Children’s cancer treatment more aggressive
"When you are going through it, the worst thing would be to feel abandoned — to not know everything. Kay Wells guides me step-by-step through everything Evan needs."
— Shannon Whisenant, Evan's mother
Wells explains that many pediatric cancer patients suffer late effects because childhood malignancies are treated aggressively.
“They need very intensive treatment to be cured, and they can tolerate the treatment, even more than many adults can,” she says. “And because we are treating them when they are going through growth and development, we need to assess what kind of damage that treatment may or may not have caused.”
The childhood cancer survival rate has surged to 80 percent over the past several decades, but more than 70 percent of the 350,000 survivors will develop adverse health effects, and up to 40 percent of those effects will be severe or life threatening, according to a 2006 study in the New England Journal of Medicine.
Evan’s treatments left her with osteoporosis; she takes vitamin D and drinks milk to maintain and, hopefully, rebuild bone density. She has had three melanomas, skin cancers that must be caught and treated quickly. Radiation to her head caused cognitive delays, making reading more difficult. Her cataracts eventually will require eye surgery. Because of damage to her ovaries, Evan will likely not be able to bear children, and will require hormone therapy to promote puberty.
Fortunately, early effects that limited her kidney and liver function have improved, and although her lung function is diminished, she still enjoys swimming in her backyard pool and playing in the park in her Antelope neighborhood.

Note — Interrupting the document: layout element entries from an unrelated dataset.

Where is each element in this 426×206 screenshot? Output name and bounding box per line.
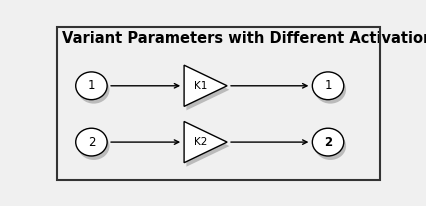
Ellipse shape: [311, 128, 343, 156]
Ellipse shape: [75, 128, 107, 156]
Polygon shape: [184, 122, 227, 163]
Ellipse shape: [78, 76, 109, 104]
Text: 2: 2: [323, 136, 331, 149]
Ellipse shape: [314, 132, 345, 160]
Ellipse shape: [311, 72, 343, 100]
Text: 1: 1: [323, 79, 331, 92]
Ellipse shape: [314, 76, 345, 104]
Text: Variant Parameters with Different Activation Times: Variant Parameters with Different Activa…: [61, 31, 426, 46]
Text: K2: K2: [193, 137, 207, 147]
Text: K1: K1: [193, 81, 207, 91]
Ellipse shape: [75, 72, 107, 100]
Text: 2: 2: [87, 136, 95, 149]
Text: 1: 1: [87, 79, 95, 92]
Polygon shape: [184, 65, 227, 107]
Polygon shape: [186, 69, 229, 110]
Polygon shape: [186, 125, 229, 167]
Ellipse shape: [78, 132, 109, 160]
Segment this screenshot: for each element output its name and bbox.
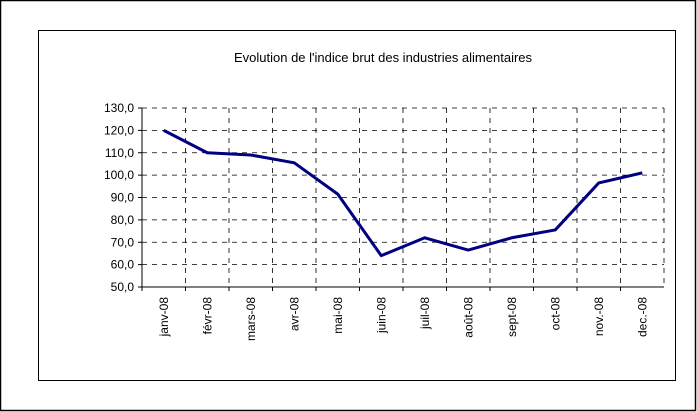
x-tick-label: oct-08: [548, 297, 562, 331]
line-series: [163, 129, 643, 258]
y-tick-label: 50,0: [111, 280, 135, 294]
y-tick-label: 110,0: [105, 146, 134, 160]
y-tick-label: 80,0: [111, 213, 135, 227]
x-tick-label: sept-08: [505, 297, 519, 337]
chart-title: Evolution de l'indice brut des industrie…: [234, 50, 533, 65]
y-tick-label: 130,0: [104, 101, 134, 115]
y-tick-label: 70,0: [111, 235, 135, 249]
x-tick-label: juil-08: [418, 297, 432, 330]
y-tick-label: 90,0: [111, 191, 135, 205]
x-tick-label: nov.-08: [592, 297, 606, 336]
x-tick-label: mai-08: [331, 297, 345, 334]
x-tick-label: janv-08: [157, 297, 171, 338]
x-tick-label: mars-08: [244, 297, 258, 341]
chart-frame: [38, 30, 676, 381]
x-tick-label: juin-08: [374, 297, 388, 334]
x-tick-label: avr-08: [287, 297, 301, 331]
x-tick-label: févr-08: [200, 297, 214, 335]
x-tick-label: dec.-08: [635, 297, 649, 337]
y-tick-label: 100,0: [104, 168, 134, 182]
y-tick-label: 60,0: [111, 258, 135, 272]
x-tick-label: août-08: [461, 297, 475, 338]
y-tick-label: 120,0: [104, 123, 134, 137]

The ailments are challenging, but not insurmountable. “It’s who we are,” says Shannon Whisenant. “It’s who she is. But we are blessed. She is here.”
Internet tool helpful
Wells has logged everything in Evan’s “Passport for Care,” an Internet-based tool developed by a pediatrics professor at Texas Children’s Cancer Center that facilitates the comprehensive follow-up medical care for child and young adult cancer survivors.
“I can input the therapy the patient has received and, based on the (treatment) exposures the patient has had, it lists the different sorts of health problems he or she may be at risk for,” says Wells. “It guides us in questions we should ask, physical findings we should look for and diagnostic tests we should consider.”
At Evan’s most recent GREAT clinic visit, for example, Wells checked to ensure Evan got follow-up with endocrinology, dermatology and ophthalmology, and that her blood and bone density tests were up to date. She discussed Evan’s class work and diet, tested her balance and listened to her heart. She provided Evan’s mother with a printed summary of Evan’s treatment history and educational materials on each of the areas of concern.
“When you are going through it, the worst thing would be to feel abandoned — to not know everything,” Shannon Whisenant says. “Kay Wells guides me step-by-step through everything Evan needs. She makes sure we are OK.”